Parking lot test: Randomly place unit circles in a 100×100 square. A circle is successfully parked if it does not overlap an existing successfully parked one. After 12,000 tries, the number of successfully parked circles should follow a certain normal distribution.

While the Diehard tests are very well known, a more recent and ever stricter test battery is the TestU01 battery, which was released in 2007. Interestingly enough, the Mersenne Twister 19937 passes all of the Diehard tests and most of, but not all, TestU01’s tests. In contrast, PCG64 is able to pass all Diehard and TestU01’s tests without failures, as shown in the PCG paper []. This article also briefly describes the statistical test suite TestU01 and its historical significance for the field.

Use of Randomness#

We have now gone through and shown different functions in np.random, which can be used to generate random numbers. For each function, some simple examples were provided while discussing how to use these random numbers to explore different phenomena.

Mathematical Modeling#

In mathematical modeling, the goal is to create some model replicating or describing some physical phenomenon seen in nature. Some of these are deterministic: given a set of initial and boundary conditions, deterministic outcomes are expected. An example would be throwing a ball through the air.

Other phenomena, such as the ones previously discussed, are inherently random: rolling dice and drawing balls from a hat, to name a few. While such examples might seem trivial, or non-important, they serve as a good illustration. Nature, at the lowest level, seems to behave randomly, and can at least be well described by random molecular and thermal motion. Therefore, modeling such systems requires randomness.

Even systems that are deterministic in nature can act chaotic, such as illustrated with the double pendulum. Another example would be weather forecasting: while such systems might be deterministic, we can never perfectly capture the initial conditions and boundary conditions of such a system. In addition, the limited precision of floating points means it is impossible to model the system over time perfectly, as numerical errors might change the system’s trajectory.

One solution to this can be to model the system stochastically, from a myriad of different initial conditions, and then use statistical techniques to compute averaged behaviors of the system. This is one way to learn a lot about a system, even when impossible to model its trajectory perfectly.

Numerical Techniques#

In addition to being used to include actual randomness in simulations. Many numerical techniques are based on using random sampling or random steps in some way. These techniques are used because they can be more effective at solving certain problems, meaning they for example converge towards a solution faster than a deterministic algorithm. Such techniques are usually referred to as Monte Carlo techniques, named from the famous Casino de Monte-Carlo in Monaco.

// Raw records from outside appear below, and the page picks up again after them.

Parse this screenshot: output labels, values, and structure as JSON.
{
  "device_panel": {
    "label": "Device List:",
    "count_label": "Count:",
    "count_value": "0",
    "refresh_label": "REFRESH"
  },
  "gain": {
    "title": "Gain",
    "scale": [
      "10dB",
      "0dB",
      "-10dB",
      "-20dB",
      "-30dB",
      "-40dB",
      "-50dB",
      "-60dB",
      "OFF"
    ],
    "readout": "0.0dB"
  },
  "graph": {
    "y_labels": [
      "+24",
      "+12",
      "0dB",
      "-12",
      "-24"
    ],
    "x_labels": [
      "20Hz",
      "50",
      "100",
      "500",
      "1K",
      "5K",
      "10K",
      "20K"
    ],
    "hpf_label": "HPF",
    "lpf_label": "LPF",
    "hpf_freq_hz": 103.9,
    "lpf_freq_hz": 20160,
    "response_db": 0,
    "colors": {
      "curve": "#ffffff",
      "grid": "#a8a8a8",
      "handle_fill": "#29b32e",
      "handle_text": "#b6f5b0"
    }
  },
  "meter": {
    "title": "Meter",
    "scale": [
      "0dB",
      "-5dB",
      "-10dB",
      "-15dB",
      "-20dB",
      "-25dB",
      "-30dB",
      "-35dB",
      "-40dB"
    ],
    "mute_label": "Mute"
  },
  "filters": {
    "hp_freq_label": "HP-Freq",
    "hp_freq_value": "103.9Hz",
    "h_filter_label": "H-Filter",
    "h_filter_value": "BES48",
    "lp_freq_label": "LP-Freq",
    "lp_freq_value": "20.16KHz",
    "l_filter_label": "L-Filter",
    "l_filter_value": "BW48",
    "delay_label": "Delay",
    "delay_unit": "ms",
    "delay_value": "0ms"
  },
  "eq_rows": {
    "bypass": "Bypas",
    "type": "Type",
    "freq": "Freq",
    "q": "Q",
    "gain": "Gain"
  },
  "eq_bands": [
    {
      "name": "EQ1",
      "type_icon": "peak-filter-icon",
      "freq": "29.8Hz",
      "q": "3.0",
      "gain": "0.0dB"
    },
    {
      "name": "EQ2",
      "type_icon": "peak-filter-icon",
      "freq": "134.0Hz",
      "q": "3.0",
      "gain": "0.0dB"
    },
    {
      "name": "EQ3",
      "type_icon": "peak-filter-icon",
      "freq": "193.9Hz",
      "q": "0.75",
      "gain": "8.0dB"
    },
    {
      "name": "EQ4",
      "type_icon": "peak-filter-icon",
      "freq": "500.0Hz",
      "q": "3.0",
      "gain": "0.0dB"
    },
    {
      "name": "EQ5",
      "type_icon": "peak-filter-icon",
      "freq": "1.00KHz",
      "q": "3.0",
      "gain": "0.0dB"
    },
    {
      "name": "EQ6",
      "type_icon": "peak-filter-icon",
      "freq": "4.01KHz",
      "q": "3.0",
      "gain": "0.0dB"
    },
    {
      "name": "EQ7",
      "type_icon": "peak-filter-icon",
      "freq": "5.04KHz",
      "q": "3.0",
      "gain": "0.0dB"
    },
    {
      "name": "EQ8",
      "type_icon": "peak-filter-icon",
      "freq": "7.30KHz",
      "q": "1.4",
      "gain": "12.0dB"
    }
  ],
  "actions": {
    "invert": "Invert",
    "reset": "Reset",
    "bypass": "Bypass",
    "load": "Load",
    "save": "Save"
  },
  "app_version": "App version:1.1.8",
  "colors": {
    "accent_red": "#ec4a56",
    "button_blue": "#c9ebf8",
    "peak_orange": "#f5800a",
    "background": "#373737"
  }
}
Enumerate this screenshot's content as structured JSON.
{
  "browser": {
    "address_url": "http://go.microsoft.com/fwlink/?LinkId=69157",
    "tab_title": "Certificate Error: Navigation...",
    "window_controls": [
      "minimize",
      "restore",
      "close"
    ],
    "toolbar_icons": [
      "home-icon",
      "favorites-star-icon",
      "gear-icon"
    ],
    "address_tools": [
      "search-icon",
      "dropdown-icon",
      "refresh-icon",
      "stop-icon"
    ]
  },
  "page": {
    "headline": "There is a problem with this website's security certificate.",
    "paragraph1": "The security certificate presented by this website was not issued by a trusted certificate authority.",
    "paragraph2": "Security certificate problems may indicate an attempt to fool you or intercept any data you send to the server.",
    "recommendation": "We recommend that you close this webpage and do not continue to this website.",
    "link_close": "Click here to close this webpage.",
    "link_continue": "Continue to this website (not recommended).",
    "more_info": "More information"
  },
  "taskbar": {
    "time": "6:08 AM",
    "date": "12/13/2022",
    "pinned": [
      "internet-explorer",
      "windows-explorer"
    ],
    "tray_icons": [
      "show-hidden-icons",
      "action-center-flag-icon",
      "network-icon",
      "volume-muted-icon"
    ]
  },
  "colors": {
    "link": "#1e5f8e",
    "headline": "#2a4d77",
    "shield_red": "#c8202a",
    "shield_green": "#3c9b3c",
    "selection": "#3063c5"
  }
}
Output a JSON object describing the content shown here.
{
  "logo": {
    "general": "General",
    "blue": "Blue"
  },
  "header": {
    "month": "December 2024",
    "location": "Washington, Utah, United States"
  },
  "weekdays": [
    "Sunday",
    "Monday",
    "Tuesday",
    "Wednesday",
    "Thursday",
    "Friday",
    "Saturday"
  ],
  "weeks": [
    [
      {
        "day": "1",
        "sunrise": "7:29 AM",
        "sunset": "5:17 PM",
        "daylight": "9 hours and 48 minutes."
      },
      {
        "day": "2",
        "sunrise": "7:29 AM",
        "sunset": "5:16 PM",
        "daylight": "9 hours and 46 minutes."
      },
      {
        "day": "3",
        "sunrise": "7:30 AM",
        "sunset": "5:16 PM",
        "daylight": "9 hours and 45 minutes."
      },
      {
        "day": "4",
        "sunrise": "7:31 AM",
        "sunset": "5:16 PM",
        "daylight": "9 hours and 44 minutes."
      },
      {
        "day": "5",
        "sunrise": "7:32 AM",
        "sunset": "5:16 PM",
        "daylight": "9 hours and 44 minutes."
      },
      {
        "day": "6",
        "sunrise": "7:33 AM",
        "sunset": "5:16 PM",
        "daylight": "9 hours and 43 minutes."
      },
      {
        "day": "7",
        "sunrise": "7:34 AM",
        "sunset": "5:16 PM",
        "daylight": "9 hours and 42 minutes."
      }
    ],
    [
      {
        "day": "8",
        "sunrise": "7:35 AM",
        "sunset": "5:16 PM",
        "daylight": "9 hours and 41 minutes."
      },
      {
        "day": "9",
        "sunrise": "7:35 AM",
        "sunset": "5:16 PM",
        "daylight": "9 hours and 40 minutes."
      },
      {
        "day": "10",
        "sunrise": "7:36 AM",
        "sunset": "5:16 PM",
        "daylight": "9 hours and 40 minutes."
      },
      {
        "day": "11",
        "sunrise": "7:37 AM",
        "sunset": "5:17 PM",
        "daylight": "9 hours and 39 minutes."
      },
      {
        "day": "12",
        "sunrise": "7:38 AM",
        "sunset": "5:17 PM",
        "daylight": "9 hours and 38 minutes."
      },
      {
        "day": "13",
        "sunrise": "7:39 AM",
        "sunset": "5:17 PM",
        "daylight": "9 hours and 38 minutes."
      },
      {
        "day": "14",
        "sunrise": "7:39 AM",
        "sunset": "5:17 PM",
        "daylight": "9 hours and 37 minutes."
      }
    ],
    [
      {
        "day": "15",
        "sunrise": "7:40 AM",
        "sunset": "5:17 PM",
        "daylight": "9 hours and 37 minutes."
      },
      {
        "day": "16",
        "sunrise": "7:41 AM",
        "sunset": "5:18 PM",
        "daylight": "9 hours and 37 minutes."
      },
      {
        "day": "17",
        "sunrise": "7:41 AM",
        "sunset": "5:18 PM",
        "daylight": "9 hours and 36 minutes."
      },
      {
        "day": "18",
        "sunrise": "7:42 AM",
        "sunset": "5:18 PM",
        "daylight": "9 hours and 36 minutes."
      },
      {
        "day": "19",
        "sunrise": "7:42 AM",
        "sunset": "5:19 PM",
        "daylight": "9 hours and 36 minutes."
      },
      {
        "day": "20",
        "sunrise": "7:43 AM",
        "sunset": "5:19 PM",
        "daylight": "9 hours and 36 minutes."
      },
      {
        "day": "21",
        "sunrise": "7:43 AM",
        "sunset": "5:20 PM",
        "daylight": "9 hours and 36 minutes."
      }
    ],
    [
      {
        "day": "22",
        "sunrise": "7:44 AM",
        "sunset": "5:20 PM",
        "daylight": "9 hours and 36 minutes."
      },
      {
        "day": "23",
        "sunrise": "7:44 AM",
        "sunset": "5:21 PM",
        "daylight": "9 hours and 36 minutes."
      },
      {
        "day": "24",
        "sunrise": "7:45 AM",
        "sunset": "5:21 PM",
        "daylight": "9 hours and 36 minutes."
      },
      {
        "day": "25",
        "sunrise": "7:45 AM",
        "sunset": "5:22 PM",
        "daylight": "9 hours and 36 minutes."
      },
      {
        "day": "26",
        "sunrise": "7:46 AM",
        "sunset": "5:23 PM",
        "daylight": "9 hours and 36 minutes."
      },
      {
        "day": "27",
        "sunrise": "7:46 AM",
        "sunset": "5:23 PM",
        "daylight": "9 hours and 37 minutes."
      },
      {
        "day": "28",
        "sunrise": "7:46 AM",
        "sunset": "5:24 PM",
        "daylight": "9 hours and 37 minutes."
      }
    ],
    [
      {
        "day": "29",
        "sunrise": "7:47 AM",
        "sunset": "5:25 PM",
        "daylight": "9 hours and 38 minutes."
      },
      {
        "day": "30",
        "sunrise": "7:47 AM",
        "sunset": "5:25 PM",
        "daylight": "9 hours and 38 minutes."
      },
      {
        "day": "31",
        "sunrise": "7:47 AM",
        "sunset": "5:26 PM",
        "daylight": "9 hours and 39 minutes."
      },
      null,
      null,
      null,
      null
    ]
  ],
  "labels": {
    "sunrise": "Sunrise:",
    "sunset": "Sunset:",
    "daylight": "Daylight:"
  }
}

For the rest of this chapter, we will look at some more examples of using random numbers.

Estimating probabilities#

In the example of drawing balls from a bag, the experiment was repeated multiple times, and we evaluated the number of times a specific outcome occurred. The ratio of outcomes provides an estimate of the probability of that outcome.

This technique is completely general. As long as we can reproduce the random behavior itself, it is possible to simulate a large number of experiments and estimate the probability. Due to the law of large numbers, the larger the number of conducted experiments, the more confident the probability estimate becomes. More formally, it is possible to use statistics to find a confidence interval for those estimates, but this topic will not be covered now.

Example Rolling 20 or more on 5 dice#

When rolling 5 dice and summing their outcomes, what is the probability of the result being larger or equal to 20? This is a fairly simple question, but it is slightly more challenging to analyze it mathematically. A possible way to solve it would be to write all the different results, counting the ones which fulfill the specified condition. However, with only 5 dice the number of possible combinations would be

\[6^5 = 7776.\]

Clearly, writing out all the outcomes would be too much work. Of course, there are smart ways of following this procedure, but thinking up all these clever tricks also requires some work.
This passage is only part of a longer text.